Dhayelle considered the suggestion. “Can’t say as I ever thought of that. I suppose a Morp might be a person. Never heard anyone argue that before. I suppose it’s possible.”

“Possible!?” shrieked Delaney. “You make me want to puke. Where do you get off thinking you’re better than he is. You’re as bad as the Ordunese.”

She whacked herself on the forehead. “Hello, Delaney! She is one of them.”

Dhayelle bit back a sharp reply. She answered in a calm voice, “Actually, I'm from Mbongor. Now listen to me, Delaney. You must stay quiet! You don’t know what we’re dealing with. There is a power at work here capable of much fouler evil than a Morp-bashing. Evil beyond anything you can imagine.”

A line of tears carved a path down the old woman’s face. Delaney saw a weary emptiness in her eyes. Could even a witch fake that? Sure, why not?

“Honey,” said Dhayelle, after she finished treating the Morp. “I talk with my head but I feel with my heart. That part of me admires what you did for the Morp. It hates playing this role. I never wanted it. Never was meant for it. All I’m trying to do is atone for my sins and do my duty to my husband. I swear on his beloved memory that as soon as I find out what happened to him, I’m going to take his body back to Mbongor, and I will never set foot in this cursed city again!”

Delaney continued to wrestle with the suspicion of crocodile tears. Clearly, if Dhayelle was not an honest person, she was a powerful sorceress of the worst kind.

The dazed and groggy Morp took several spluttering swallows of an elixir that Dhayelle produced from a sparkling crystal vial. The medicine took immediate effect. The Morp’s thick eyelids closed. With a deep grunt, he sank back onto the pillow.

“You must leave Orduna at once,” said Dhayelle. “Your performance on the street will be recounted in many places around the city before the night is over. The Citadel goons will hear of it, if they haven’t already. They have your description. And if you are not found soon, they will begin to wonder why. When suspicion turns back to me, they will search here and find you.”

Leave Orduna? At once? Nothing could have sounded better to Delaney than to leave this god-forsaken dump and shake the dust from her sandals. Yet she was not going to be led around that easily. Why did Dhayelle want her out of the city? Was this just another part of her deceitful plan? Why did the woman have to make so much sense? Just once, couldn’t she make a fatal slip that would prove she was still the enemy after all?

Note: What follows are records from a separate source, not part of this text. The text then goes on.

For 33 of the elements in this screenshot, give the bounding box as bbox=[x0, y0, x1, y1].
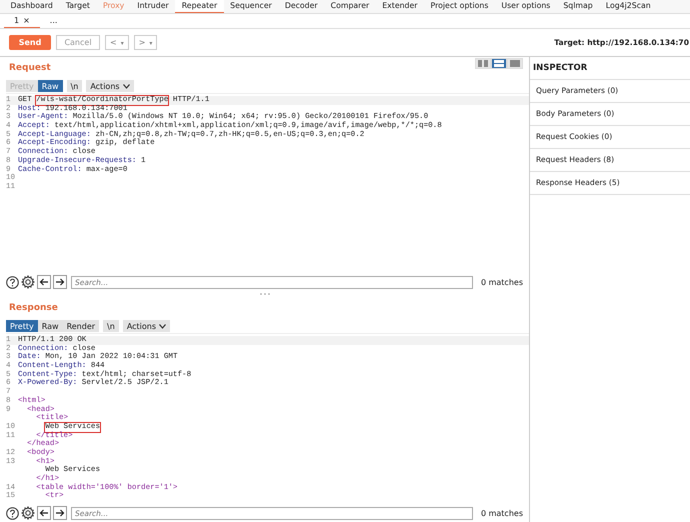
previous-match-button[interactable] bbox=[37, 506, 51, 520]
layout-toggle-button[interactable] bbox=[491, 58, 507, 68]
right-arrow-icon bbox=[55, 278, 65, 286]
chevron-down-icon bbox=[122, 84, 130, 88]
settings-icon[interactable] bbox=[21, 506, 35, 520]
format-tab[interactable]: Raw bbox=[38, 320, 63, 332]
newline-toggle[interactable]: \n bbox=[103, 320, 119, 332]
format-tab[interactable]: Raw bbox=[38, 80, 63, 92]
settings-icon[interactable] bbox=[21, 275, 35, 289]
actions-menu[interactable]: Actions bbox=[122, 320, 170, 332]
actions-menu[interactable]: Actions bbox=[86, 80, 134, 92]
splitter-handle-icon[interactable] bbox=[260, 293, 270, 295]
chevron-down-icon bbox=[159, 324, 166, 328]
match-count: 0 matches bbox=[480, 508, 523, 518]
format-tab[interactable]: Pretty bbox=[6, 320, 38, 332]
newline-toggle[interactable]: \n bbox=[66, 80, 82, 92]
layout-toggle-button[interactable] bbox=[507, 58, 523, 68]
inspector-title: INSPECTOR bbox=[530, 57, 690, 80]
request-title: Request bbox=[8, 63, 51, 73]
next-match-button[interactable] bbox=[53, 275, 67, 289]
match-count: 0 matches bbox=[480, 278, 523, 286]
right-arrow-icon bbox=[55, 509, 65, 517]
previous-match-button[interactable] bbox=[37, 275, 51, 289]
left-arrow-icon bbox=[39, 509, 49, 517]
left-arrow-icon bbox=[39, 278, 49, 286]
format-tab[interactable]: Render bbox=[62, 320, 100, 332]
request-tab[interactable]: ... bbox=[40, 14, 68, 28]
layout-toggle-button[interactable] bbox=[475, 58, 491, 68]
response-title: Response bbox=[8, 303, 58, 313]
next-match-button[interactable] bbox=[53, 506, 67, 520]
request-tab[interactable]: 1 × bbox=[4, 14, 40, 28]
help-icon[interactable] bbox=[6, 276, 19, 288]
help-icon[interactable] bbox=[6, 506, 19, 520]
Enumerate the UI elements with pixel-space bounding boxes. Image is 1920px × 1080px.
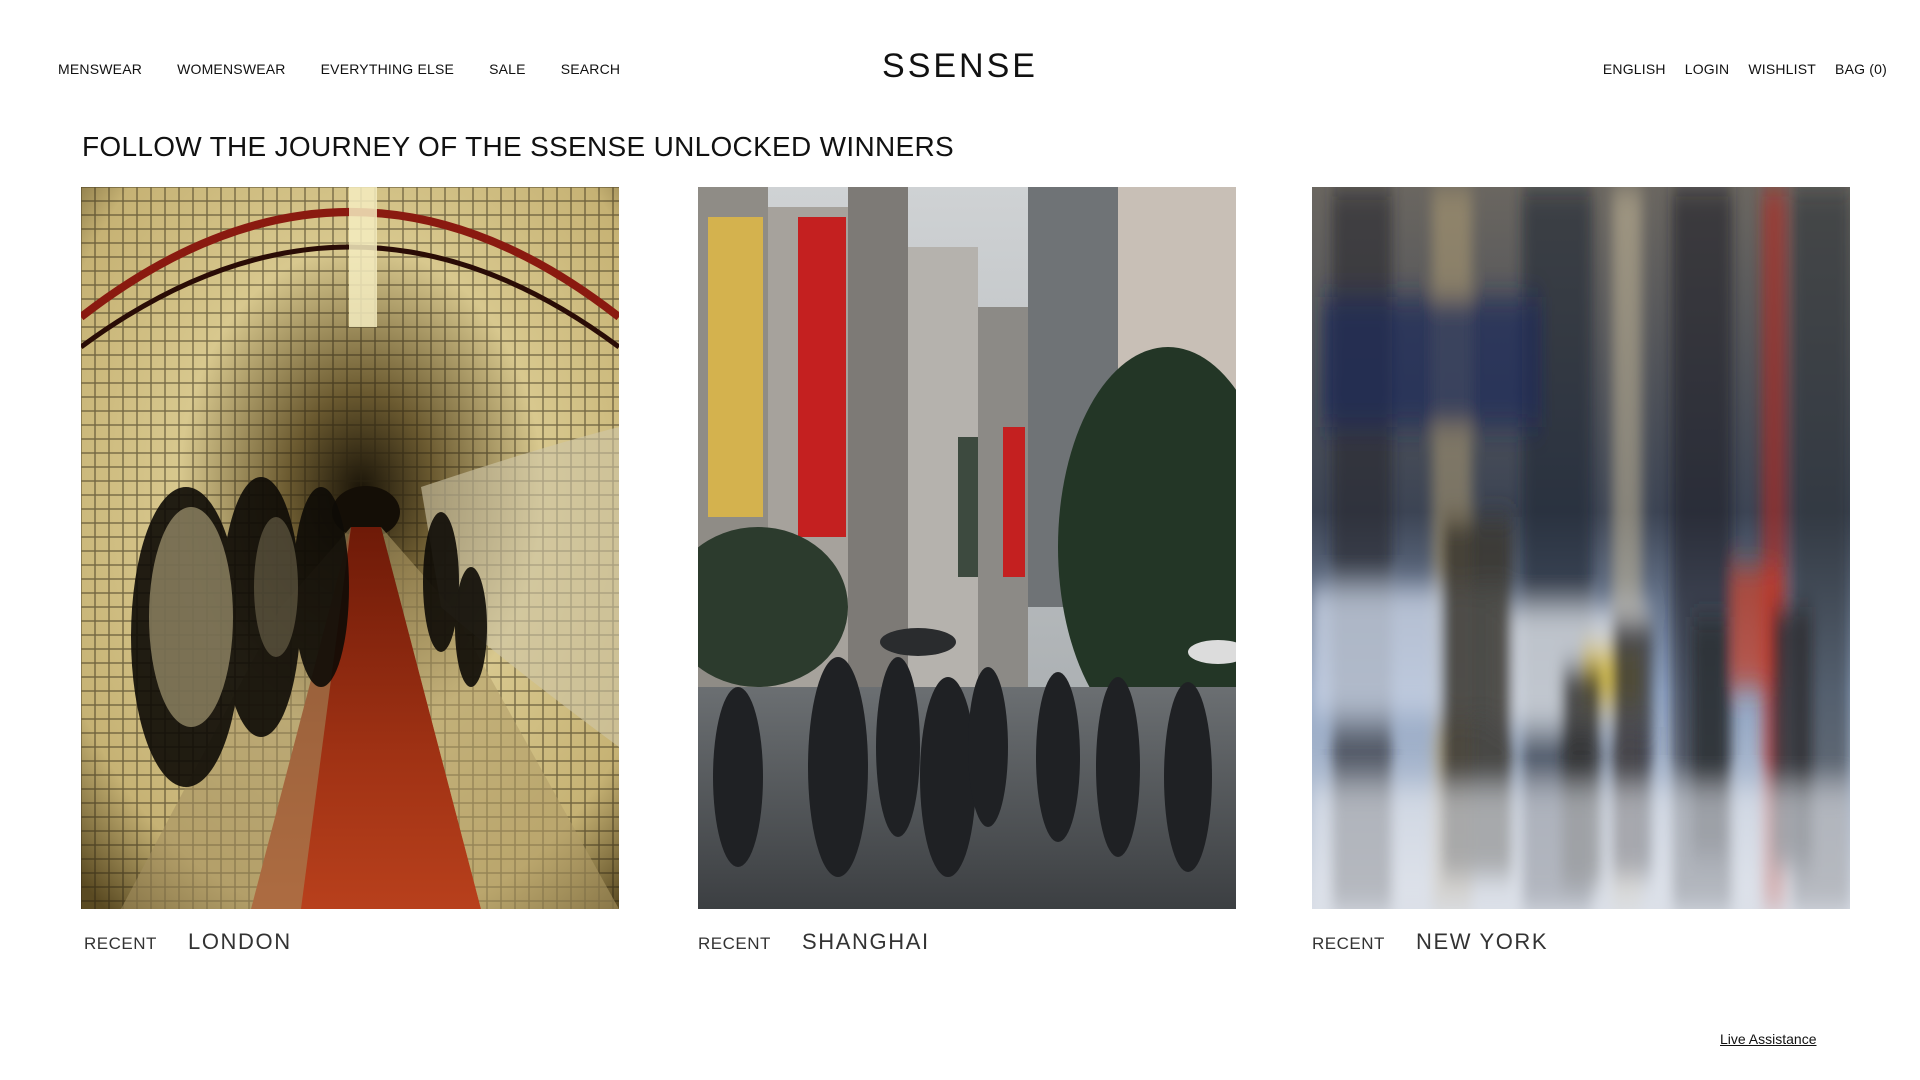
card-caption: RECENT LONDON xyxy=(81,929,619,955)
city-link-shanghai[interactable]: SHANGHAI xyxy=(802,929,930,955)
live-assistance-link[interactable]: Live Assistance xyxy=(1720,1031,1817,1047)
wishlist-link[interactable]: WISHLIST xyxy=(1748,61,1816,77)
recent-tag: RECENT xyxy=(1312,934,1385,953)
account-nav: ENGLISH LOGIN WISHLIST BAG (0) xyxy=(1603,61,1887,77)
city-link-london[interactable]: LONDON xyxy=(188,929,292,955)
card-caption: RECENT NEW YORK xyxy=(1312,929,1850,955)
london-tunnel-photo[interactable] xyxy=(81,187,619,909)
language-selector[interactable]: ENGLISH xyxy=(1603,61,1666,77)
login-link[interactable]: LOGIN xyxy=(1685,61,1730,77)
story-card-london: RECENT LONDON xyxy=(81,187,619,955)
story-card-shanghai: RECENT SHANGHAI xyxy=(698,187,1236,955)
story-card-newyork: RECENT NEW YORK xyxy=(1312,187,1850,955)
recent-tag: RECENT xyxy=(698,934,771,953)
recent-tag: RECENT xyxy=(84,934,157,953)
bag-link[interactable]: BAG (0) xyxy=(1835,61,1887,77)
city-link-newyork[interactable]: NEW YORK xyxy=(1416,929,1548,955)
newyork-blur-photo[interactable] xyxy=(1312,187,1850,909)
page-title: FOLLOW THE JOURNEY OF THE SSENSE UNLOCKE… xyxy=(82,131,954,162)
card-caption: RECENT SHANGHAI xyxy=(698,929,1236,955)
shanghai-street-photo[interactable] xyxy=(698,187,1236,909)
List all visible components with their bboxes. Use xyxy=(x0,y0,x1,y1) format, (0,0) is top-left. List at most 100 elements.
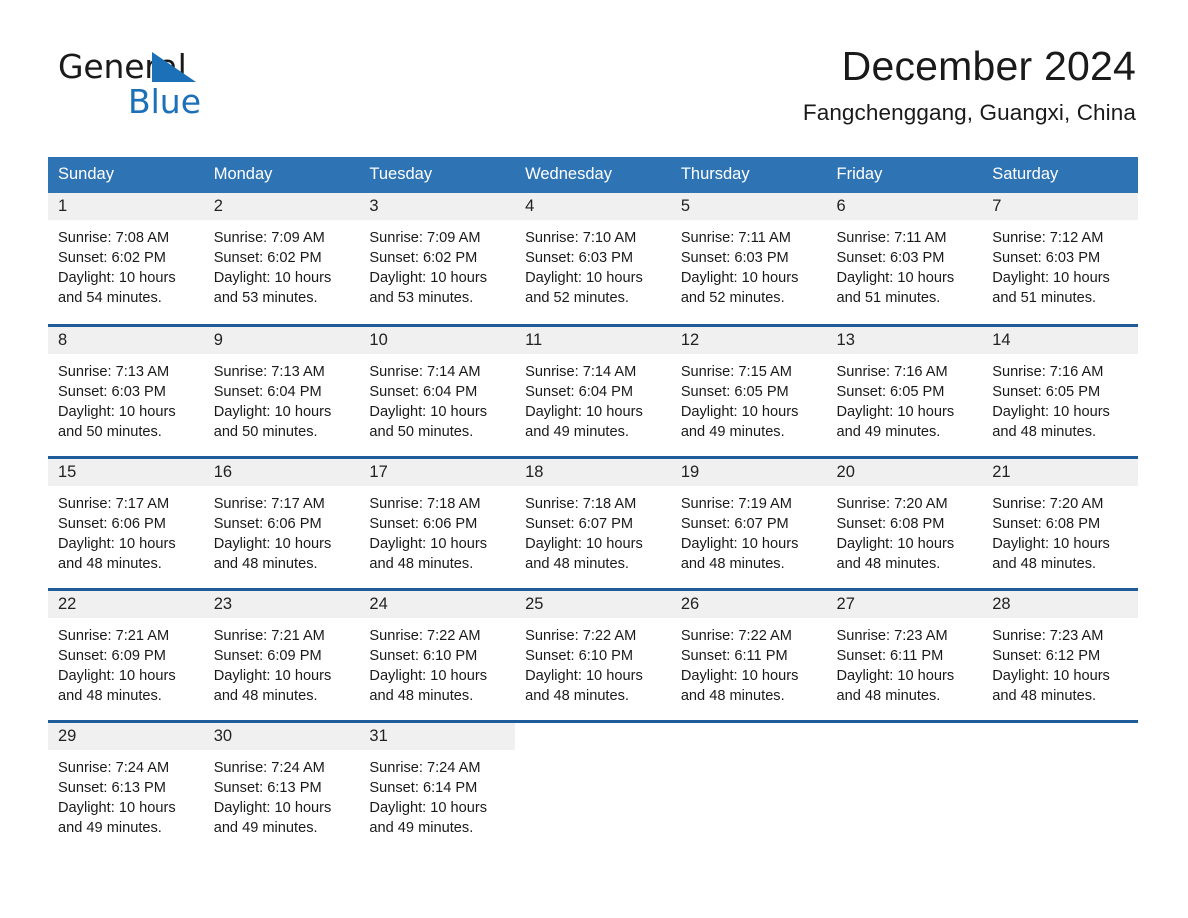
weekday-header-friday: Friday xyxy=(826,157,983,193)
sunset-text: Sunset: 6:03 PM xyxy=(836,250,945,266)
day-details: Sunrise: 7:24 AM Sunset: 6:14 PM Dayligh… xyxy=(359,750,515,838)
week-row: 1 Sunrise: 7:08 AM Sunset: 6:02 PM Dayli… xyxy=(48,193,1138,325)
sunset-text: Sunset: 6:09 PM xyxy=(58,647,166,664)
daylight-line1: Daylight: 10 hours xyxy=(836,535,955,552)
day-details: Sunrise: 7:09 AM Sunset: 6:02 PM Dayligh… xyxy=(359,220,515,308)
daylight-line1: Daylight: 10 hours xyxy=(369,667,488,684)
week-row: 15 Sunrise: 7:17 AM Sunset: 6:06 PM Dayl… xyxy=(48,455,1138,589)
daylight-line2: and 49 minutes. xyxy=(369,819,474,836)
sunset-text: Sunset: 6:02 PM xyxy=(58,250,166,266)
sunrise-text: Sunrise: 7:16 AM xyxy=(992,363,1104,380)
day-cell[interactable]: 14 Sunrise: 7:16 AM Sunset: 6:05 PM Dayl… xyxy=(982,323,1138,457)
day-cell[interactable]: 1 Sunrise: 7:08 AM Sunset: 6:02 PM Dayli… xyxy=(48,193,204,325)
daylight-line2: and 48 minutes. xyxy=(992,687,1097,704)
day-cell[interactable]: 3 Sunrise: 7:09 AM Sunset: 6:02 PM Dayli… xyxy=(359,193,516,325)
calendar-container: Sunday Monday Tuesday Wednesday Thursday… xyxy=(48,157,1138,853)
day-cell[interactable]: 4 Sunrise: 7:10 AM Sunset: 6:03 PM Dayli… xyxy=(515,193,671,325)
daylight-line2: and 49 minutes. xyxy=(525,423,629,440)
sunset-text: Sunset: 6:09 PM xyxy=(213,647,322,664)
sunrise-text: Sunrise: 7:24 AM xyxy=(213,759,325,776)
day-cell[interactable]: 23 Sunrise: 7:21 AM Sunset: 6:09 PM Dayl… xyxy=(203,587,360,721)
day-cell[interactable]: 20 Sunrise: 7:20 AM Sunset: 6:08 PM Dayl… xyxy=(826,455,983,589)
daylight-line1: Daylight: 10 hours xyxy=(680,270,799,286)
sunset-text: Sunset: 6:11 PM xyxy=(680,647,788,664)
day-number: 13 xyxy=(826,326,983,354)
day-number: 19 xyxy=(670,458,827,486)
day-cell[interactable]: 22 Sunrise: 7:21 AM Sunset: 6:09 PM Dayl… xyxy=(48,587,204,721)
day-number: 26 xyxy=(670,590,827,618)
calendar-header-row: Sunday Monday Tuesday Wednesday Thursday… xyxy=(48,157,1138,193)
day-cell[interactable]: 31 Sunrise: 7:24 AM Sunset: 6:14 PM Dayl… xyxy=(359,719,516,853)
day-cell[interactable]: 10 Sunrise: 7:14 AM Sunset: 6:04 PM Dayl… xyxy=(359,323,516,457)
daylight-line2: and 48 minutes. xyxy=(369,687,474,704)
daylight-line2: and 49 minutes. xyxy=(58,819,162,836)
day-number: 7 xyxy=(982,193,1138,220)
day-details: Sunrise: 7:24 AM Sunset: 6:13 PM Dayligh… xyxy=(48,750,204,838)
day-number: 2 xyxy=(203,193,360,220)
daylight-line1: Daylight: 10 hours xyxy=(992,270,1110,286)
day-cell[interactable]: 8 Sunrise: 7:13 AM Sunset: 6:03 PM Dayli… xyxy=(48,323,204,457)
sunrise-text: Sunrise: 7:22 AM xyxy=(369,627,481,644)
day-cell[interactable]: 24 Sunrise: 7:22 AM Sunset: 6:10 PM Dayl… xyxy=(359,587,516,721)
daylight-line2: and 54 minutes. xyxy=(58,290,162,306)
day-cell[interactable]: 6 Sunrise: 7:11 AM Sunset: 6:03 PM Dayli… xyxy=(826,193,983,325)
day-cell[interactable]: 17 Sunrise: 7:18 AM Sunset: 6:06 PM Dayl… xyxy=(359,455,516,589)
day-cell[interactable]: 7 Sunrise: 7:12 AM Sunset: 6:03 PM Dayli… xyxy=(982,193,1138,325)
daylight-line1: Daylight: 10 hours xyxy=(525,270,643,286)
daylight-line2: and 48 minutes. xyxy=(680,555,785,572)
day-cell[interactable]: 27 Sunrise: 7:23 AM Sunset: 6:11 PM Dayl… xyxy=(826,587,983,721)
day-cell[interactable]: 26 Sunrise: 7:22 AM Sunset: 6:11 PM Dayl… xyxy=(670,587,827,721)
sunrise-text: Sunrise: 7:14 AM xyxy=(525,363,637,380)
daylight-line1: Daylight: 10 hours xyxy=(213,799,332,816)
daylight-line1: Daylight: 10 hours xyxy=(525,667,643,684)
day-cell[interactable]: 12 Sunrise: 7:15 AM Sunset: 6:05 PM Dayl… xyxy=(670,323,827,457)
day-cell[interactable]: 5 Sunrise: 7:11 AM Sunset: 6:03 PM Dayli… xyxy=(670,193,827,325)
sunrise-text: Sunrise: 7:13 AM xyxy=(58,363,170,380)
day-cell[interactable]: 18 Sunrise: 7:18 AM Sunset: 6:07 PM Dayl… xyxy=(515,455,671,589)
sunset-text: Sunset: 6:05 PM xyxy=(992,383,1101,400)
day-details: Sunrise: 7:18 AM Sunset: 6:07 PM Dayligh… xyxy=(515,486,671,574)
day-cell[interactable]: 25 Sunrise: 7:22 AM Sunset: 6:10 PM Dayl… xyxy=(515,587,671,721)
day-cell[interactable]: 28 Sunrise: 7:23 AM Sunset: 6:12 PM Dayl… xyxy=(982,587,1138,721)
day-cell[interactable]: 19 Sunrise: 7:19 AM Sunset: 6:07 PM Dayl… xyxy=(670,455,827,589)
day-cell-empty xyxy=(515,719,671,853)
day-number: 30 xyxy=(203,722,360,750)
day-number: 1 xyxy=(48,193,204,220)
daylight-line1: Daylight: 10 hours xyxy=(213,270,332,286)
daylight-line1: Daylight: 10 hours xyxy=(680,667,799,684)
day-cell-empty xyxy=(982,719,1138,853)
daylight-line2: and 48 minutes. xyxy=(213,687,318,704)
daylight-line1: Daylight: 10 hours xyxy=(680,535,799,552)
day-details: Sunrise: 7:21 AM Sunset: 6:09 PM Dayligh… xyxy=(48,618,204,706)
page-subtitle: Fangchenggang, Guangxi, China xyxy=(802,100,1136,126)
day-cell-empty xyxy=(670,719,827,853)
week-row: 22 Sunrise: 7:21 AM Sunset: 6:09 PM Dayl… xyxy=(48,587,1138,721)
day-cell[interactable]: 29 Sunrise: 7:24 AM Sunset: 6:13 PM Dayl… xyxy=(48,719,204,853)
sunrise-text: Sunrise: 7:11 AM xyxy=(836,230,947,246)
daylight-line1: Daylight: 10 hours xyxy=(213,535,332,552)
day-cell[interactable]: 16 Sunrise: 7:17 AM Sunset: 6:06 PM Dayl… xyxy=(203,455,360,589)
daylight-line2: and 48 minutes. xyxy=(836,555,941,572)
day-cell[interactable]: 13 Sunrise: 7:16 AM Sunset: 6:05 PM Dayl… xyxy=(826,323,983,457)
daylight-line2: and 48 minutes. xyxy=(992,555,1097,572)
day-cell[interactable]: 30 Sunrise: 7:24 AM Sunset: 6:13 PM Dayl… xyxy=(203,719,360,853)
day-cell[interactable]: 9 Sunrise: 7:13 AM Sunset: 6:04 PM Dayli… xyxy=(203,323,360,457)
day-number: 15 xyxy=(48,458,204,486)
day-cell[interactable]: 21 Sunrise: 7:20 AM Sunset: 6:08 PM Dayl… xyxy=(982,455,1138,589)
day-cell[interactable]: 15 Sunrise: 7:17 AM Sunset: 6:06 PM Dayl… xyxy=(48,455,204,589)
sunset-text: Sunset: 6:11 PM xyxy=(836,647,944,664)
day-number xyxy=(982,722,1138,750)
day-number xyxy=(670,722,827,750)
sunrise-text: Sunrise: 7:10 AM xyxy=(525,230,637,246)
day-number: 3 xyxy=(359,193,516,220)
daylight-line2: and 48 minutes. xyxy=(525,687,629,704)
day-number: 9 xyxy=(203,326,360,354)
daylight-line1: Daylight: 10 hours xyxy=(58,799,176,816)
day-details: Sunrise: 7:14 AM Sunset: 6:04 PM Dayligh… xyxy=(515,354,671,442)
sunrise-text: Sunrise: 7:13 AM xyxy=(213,363,325,380)
day-cell[interactable]: 11 Sunrise: 7:14 AM Sunset: 6:04 PM Dayl… xyxy=(515,323,671,457)
daylight-line2: and 48 minutes. xyxy=(58,687,162,704)
daylight-line1: Daylight: 10 hours xyxy=(525,535,643,552)
day-cell[interactable]: 2 Sunrise: 7:09 AM Sunset: 6:02 PM Dayli… xyxy=(203,193,360,325)
sunset-text: Sunset: 6:06 PM xyxy=(369,515,478,532)
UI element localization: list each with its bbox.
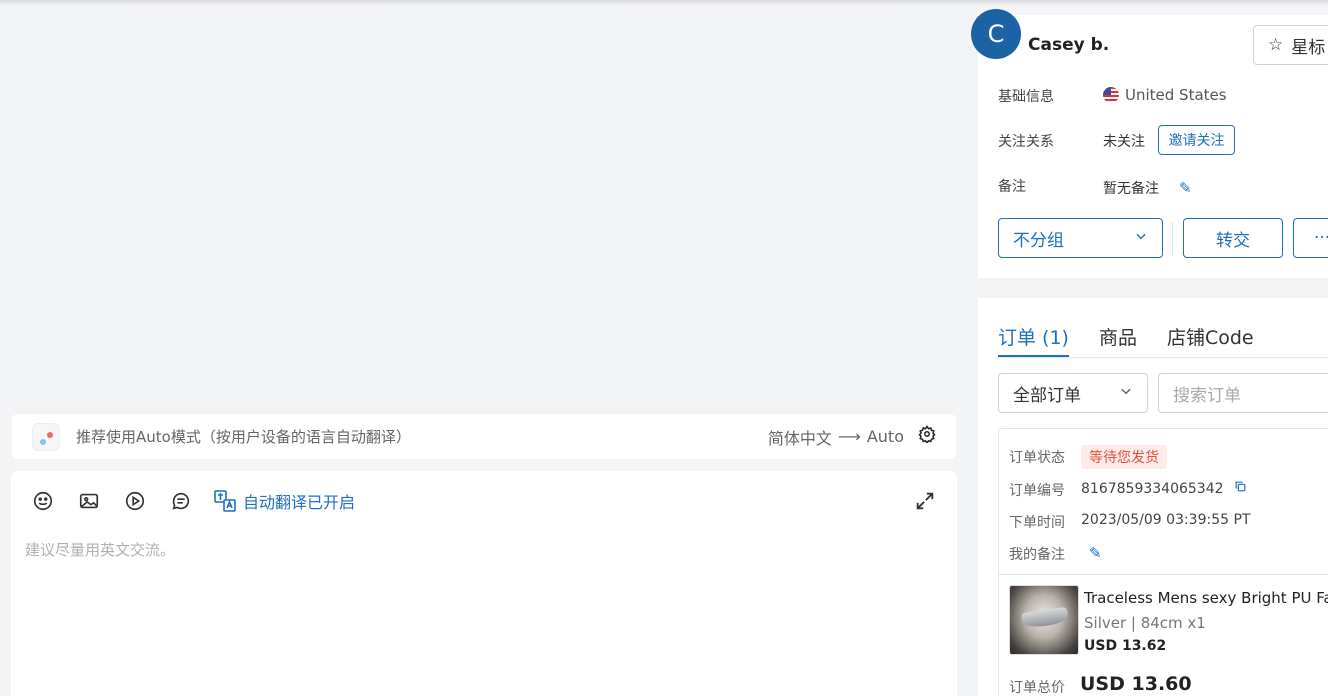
composer-toolbar: 自动翻译已开启 (11, 471, 957, 531)
divider (1172, 222, 1173, 256)
star-icon: ☆ (1268, 35, 1284, 55)
emoji-icon[interactable] (31, 489, 55, 513)
order-filter-select[interactable]: 全部订单 (998, 373, 1148, 413)
order-number-row: 8167859334065342 (1081, 480, 1247, 497)
product-thumbnail[interactable] (1009, 585, 1079, 655)
order-search-input[interactable]: 搜索订单 (1158, 373, 1328, 413)
auto-translate-toggle[interactable]: 自动翻译已开启 (213, 489, 355, 513)
us-flag-icon (1103, 87, 1119, 103)
my-note-label: 我的备注 (1009, 547, 1065, 563)
orders-tabs: 订单 (1) 商品 店铺Code (998, 323, 1254, 357)
tab-orders[interactable]: 订单 (1) (998, 323, 1069, 357)
target-language[interactable]: Auto (867, 427, 904, 446)
message-composer: 自动翻译已开启 建议尽量用英文交流。 (11, 471, 957, 696)
star-button[interactable]: ☆ 星标 (1253, 25, 1328, 65)
gear-icon[interactable] (918, 425, 936, 448)
translation-hint-bar: 推荐使用Auto模式（按用户设备的语言自动翻译） 简体中文 ⟶ Auto (12, 414, 956, 459)
country-name: United States (1125, 86, 1227, 104)
order-status-label: 订单状态 (1009, 450, 1065, 466)
video-icon[interactable] (123, 489, 147, 513)
translation-hint-text: 推荐使用Auto模式（按用户设备的语言自动翻译） (76, 428, 411, 446)
top-shadow (0, 0, 1328, 6)
transfer-button[interactable]: 转交 (1183, 218, 1283, 258)
group-select[interactable]: 不分组 (998, 218, 1163, 258)
follow-status: 未关注 (1103, 134, 1145, 150)
order-time-label: 下单时间 (1009, 515, 1065, 531)
order-status-row: 等待您发货 (1081, 445, 1167, 469)
basic-info-label: 基础信息 (998, 89, 1054, 105)
auto-translate-label: 自动翻译已开启 (243, 493, 356, 512)
product-title[interactable]: Traceless Mens sexy Bright PU Faux (1084, 589, 1328, 607)
order-filter-value: 全部订单 (1013, 385, 1081, 406)
arrow-right-icon: ⟶ (837, 427, 861, 446)
copy-icon[interactable] (1234, 480, 1247, 497)
order-divider (999, 574, 1328, 575)
language-pair[interactable]: 简体中文 ⟶ Auto (768, 425, 936, 449)
avatar: C (971, 9, 1021, 59)
group-value: 不分组 (1013, 230, 1064, 251)
app-logo-icon (32, 422, 60, 451)
tab-products[interactable]: 商品 (1099, 323, 1137, 357)
edit-note-icon[interactable]: ✎ (1179, 179, 1192, 197)
image-icon[interactable] (77, 489, 101, 513)
order-number-value: 8167859334065342 (1081, 480, 1224, 497)
expand-icon[interactable] (913, 489, 937, 513)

“Tomorrow afternoon I shall meet with Windglow,” continued Dhayelle. “He knows the history of this whole tale better than any of us. Together we shall come up with a plan. Now, listen to me. You keep this Morp and yourself out of sight tomorrow. And I mean all day! Understand?”

Delaney nodded. Lord, what an actress! Only a fool would trust this she-devil, and yet here I am nodding like a kindergartner. Yup, yup, whatever you say. Like an alcoholic enticed with an open bottle, she felt a force pulling her where she did not want to go.

Is it the tears? Am I a squishy old bleeding heart? How ironic to be fooled by the legendary last resort that chauvinists of her world claimed to be the ace card of her sex? Or was she in a trance? Caught in a spell of black magic?

She tried to manufacture revulsion. She tried to imagine Dhayelle chanting and cackling, stirring potions of lizard entrails while chanting spells. But she could not transfer those images to the woman gently stroking the battered and bloody head of the sleeping Morp.

Suddenly, she saw the truth. “If you were a witch from a higher realm, you wouldn’t have any of your powers. None of your charms would be working on me. That’s realm law.”

Her hands dropped to her sides. “Okay, let’s do it.”